- Hseni Township
- Location in Lashio district
- Coordinates: 23°18′0″N 97°57′0″E﻿ / ﻿23.30000°N 97.95000°E
- Country: Myanmar
- State: Shan State
- District: Lashio District
- Elevation: 632 m (2,073 ft)

Population (2019)
- • Total: 55,948
- Time zone: UTC+6:30 (MMT)

= Hsenwi Township =

Hsenwi Township, also known as Hseni or Theinni (သိန္နီမြို့နယ်), is a township of Lashio District in the Shan State, Myanmar. It shares the borders with Kutkai Township in the north, Kunlong Township in the east, Lashio Township in the south and Namtu Township in the west. Its area is 472.89 sqmi. There are 4 wards and 32 village-tracts. Total population was about 50,000 in 2009. The principal town is Hsenwi.

==Description==
The climate is tropical and average annual rainfall is 50 in. Namtu, Namle and Namsalat are main creeks and they stream from east to west. The principal town is Hsenwi.

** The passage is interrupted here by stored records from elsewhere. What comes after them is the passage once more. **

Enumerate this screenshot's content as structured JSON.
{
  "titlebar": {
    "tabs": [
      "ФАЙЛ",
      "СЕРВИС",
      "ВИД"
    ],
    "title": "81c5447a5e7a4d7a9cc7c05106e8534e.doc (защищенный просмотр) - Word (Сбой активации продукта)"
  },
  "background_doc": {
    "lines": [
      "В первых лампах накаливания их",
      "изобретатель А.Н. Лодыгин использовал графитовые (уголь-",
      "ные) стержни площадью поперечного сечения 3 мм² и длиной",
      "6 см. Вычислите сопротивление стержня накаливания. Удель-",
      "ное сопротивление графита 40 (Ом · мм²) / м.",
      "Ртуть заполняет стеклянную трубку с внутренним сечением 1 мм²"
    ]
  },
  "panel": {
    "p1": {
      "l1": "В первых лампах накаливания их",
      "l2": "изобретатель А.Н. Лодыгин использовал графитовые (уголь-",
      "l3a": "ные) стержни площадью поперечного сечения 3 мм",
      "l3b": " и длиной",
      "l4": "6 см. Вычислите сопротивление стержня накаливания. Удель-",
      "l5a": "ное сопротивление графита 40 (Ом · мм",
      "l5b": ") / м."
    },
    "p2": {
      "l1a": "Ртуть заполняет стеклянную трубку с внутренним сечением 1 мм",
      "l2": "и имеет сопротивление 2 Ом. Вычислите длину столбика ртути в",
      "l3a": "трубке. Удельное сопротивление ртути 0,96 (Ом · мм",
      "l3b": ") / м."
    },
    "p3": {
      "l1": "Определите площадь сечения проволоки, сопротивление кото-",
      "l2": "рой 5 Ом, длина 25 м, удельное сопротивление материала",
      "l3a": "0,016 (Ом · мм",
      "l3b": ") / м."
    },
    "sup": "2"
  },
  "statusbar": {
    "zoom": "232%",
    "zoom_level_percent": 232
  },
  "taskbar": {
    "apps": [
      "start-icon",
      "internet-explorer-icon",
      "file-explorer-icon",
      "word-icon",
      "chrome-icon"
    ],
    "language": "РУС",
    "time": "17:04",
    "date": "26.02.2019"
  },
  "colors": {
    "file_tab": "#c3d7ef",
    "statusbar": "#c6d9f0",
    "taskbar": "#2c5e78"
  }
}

Teak, chestnut, sweet chestnut, lacquer trees, Cassia siamea, magnolia, mango, jackfruit, guava trees, bananas, lychee, green tea and oranges are grown. Paddy, corn, soya bean, ground nut, pigeon peas, sesame, belleric myrobalan, sunflower, rubber, sugarcane, chili, potato and coffee are also grown. It has 51542 acre of cultivable land, 3640 acre of un-cultivable land, 67,375 acre of virgin and vacant land and 19821 acre of reserved forests and protected forest. Buffalo, cow, pig, chicken, fish were breed in the township.

There are 1 high school, 4 high school branches, 1 middle school, 7 post primary schools and 50 primary schools.

There are 1 25-bedded hospital, 2 16-bedded hospitals, 3 rural health clinics and 12 rural health clinics (branches). One of 16-bedded hospitals is in Sanlaung Village. It has been commissioned since October 2004.

== Transport ==
Hsenwi has a station on the standard gauge Kunming, China - Kyaukphyu port railway.